The U.S. initiated the talks after North Korea threatened to withdraw from the international Nuclear Non-Proliferation Treaty....The United States was already convinced the North Koreans had produced at least one nuclear weapon....Between sessions, North Korea violated an international treaty when military personnel removed fuel rods from a nuclear reactor without the presence of a UN monitor. The United States threatened to lobby the UN for sanctions against North Korea, whose population already suffered from widespread famine. Each time talks broke down, top White House officials and military experts spoke publicly about the prospect of war on the Korean peninsula.
After one breakdown in the talks, former President Jimmy Carter traveled to Pyongyang to meet North Korean officials. Tensions between the two countries cooled. But the sudden death of North Korea's leader Kim Il-sung halted progress in the negotiations once again.
When the third round of talks started up again in the fall of 1994, negotiators on both sides wrangled over every word of a potential accord....In the pact, North Korea agreed to freeze its nuclear weapons development program. In exchange, the United States and its allies promised to provide North Korea with heavy fuel oil and two proliferation-resistant, light-water reactor power plants. The deal also called for gradual improvement of relations between the United States and North Korea and between North and South Korea.
...But within a few short months, the rivals' old suspicions of one another crept back. Implementation of the new agreement was stalled.
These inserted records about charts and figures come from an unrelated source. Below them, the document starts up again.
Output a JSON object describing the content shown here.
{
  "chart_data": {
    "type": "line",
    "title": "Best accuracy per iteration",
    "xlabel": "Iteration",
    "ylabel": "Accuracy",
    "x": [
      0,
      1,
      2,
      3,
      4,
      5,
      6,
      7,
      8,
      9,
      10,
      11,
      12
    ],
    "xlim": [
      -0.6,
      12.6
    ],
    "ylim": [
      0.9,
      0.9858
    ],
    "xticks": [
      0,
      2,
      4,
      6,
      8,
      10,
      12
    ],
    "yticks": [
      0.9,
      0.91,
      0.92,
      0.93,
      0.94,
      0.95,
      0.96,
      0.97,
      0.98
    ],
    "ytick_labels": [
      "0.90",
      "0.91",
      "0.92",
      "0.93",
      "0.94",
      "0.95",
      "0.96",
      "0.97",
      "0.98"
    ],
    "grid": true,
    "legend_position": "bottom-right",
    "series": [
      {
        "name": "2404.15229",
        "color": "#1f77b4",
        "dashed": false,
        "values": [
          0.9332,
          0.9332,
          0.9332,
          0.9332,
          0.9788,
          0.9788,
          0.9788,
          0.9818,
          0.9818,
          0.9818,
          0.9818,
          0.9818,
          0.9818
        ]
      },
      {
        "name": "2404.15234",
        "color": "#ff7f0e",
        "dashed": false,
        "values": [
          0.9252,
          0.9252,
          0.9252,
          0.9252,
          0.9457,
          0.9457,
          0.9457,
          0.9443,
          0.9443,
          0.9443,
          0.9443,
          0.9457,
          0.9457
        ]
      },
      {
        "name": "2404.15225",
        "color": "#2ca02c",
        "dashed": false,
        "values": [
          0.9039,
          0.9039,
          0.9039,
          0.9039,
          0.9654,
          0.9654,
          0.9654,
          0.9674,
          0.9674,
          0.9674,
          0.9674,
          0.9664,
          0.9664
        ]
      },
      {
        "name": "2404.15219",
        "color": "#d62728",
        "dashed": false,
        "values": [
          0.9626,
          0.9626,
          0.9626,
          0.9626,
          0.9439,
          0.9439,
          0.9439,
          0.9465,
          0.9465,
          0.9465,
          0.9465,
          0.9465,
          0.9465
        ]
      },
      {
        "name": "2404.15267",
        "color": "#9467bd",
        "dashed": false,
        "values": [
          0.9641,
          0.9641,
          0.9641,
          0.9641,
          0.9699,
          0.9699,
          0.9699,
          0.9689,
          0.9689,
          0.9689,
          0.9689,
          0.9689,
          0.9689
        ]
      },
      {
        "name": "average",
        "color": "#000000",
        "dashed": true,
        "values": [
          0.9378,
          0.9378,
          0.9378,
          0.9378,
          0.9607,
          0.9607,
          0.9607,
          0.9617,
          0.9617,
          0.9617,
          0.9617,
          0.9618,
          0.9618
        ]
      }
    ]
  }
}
(Excerpt) Read more at pbs.org ...
Even worse he got away unchallenged for blaming Bush for the North getting nuclear weapons. The blame properly belongs to Clinton.
To me Kerry's Korea declaration was the most startling event of the debates. Not only did he ignore the historical failure, but he ignored the fact that bilateral negotiations in this context is almost universally viewed as a strategic error by the diplomatic community. I am hard pressed to think of a case where a party has negotiated a separate peace out of strength. It is almost always a sign of weakness and collapse, which is precisely why the PRK has gone out of their way to insist on it. They couldn't believe their good fortune when the Clinton administration agreed to it and would do anything to regain such a position.
Holbrook likes it because his potential benefactor put it out there. He should have his sniveling diplomatic nose rubbed in dog doo for going along with this outrage!
O'Reilly hammered Richard Holbrooke with this tonight. He said that Kerry's plan for North Korea is just more of the same Clinton-Albright appeasement that allowed NK to gain nuclear weapons in the first place.
Kerry is a big fan of bilateral talks. Recall that he had his own personal bilateral talks with the North Vietnam communists in Paris.
Didn't they walk out of the talks, and Albright chased them down the hall .. seems like I recall some kind of story like that.
And .. when Albright entered a room to meet with them they thought she was the maid ..??
Bush should have told Kerry the last time I remember you handling bilaterl talks we left several pow's in a communist country and never saw alot of them again.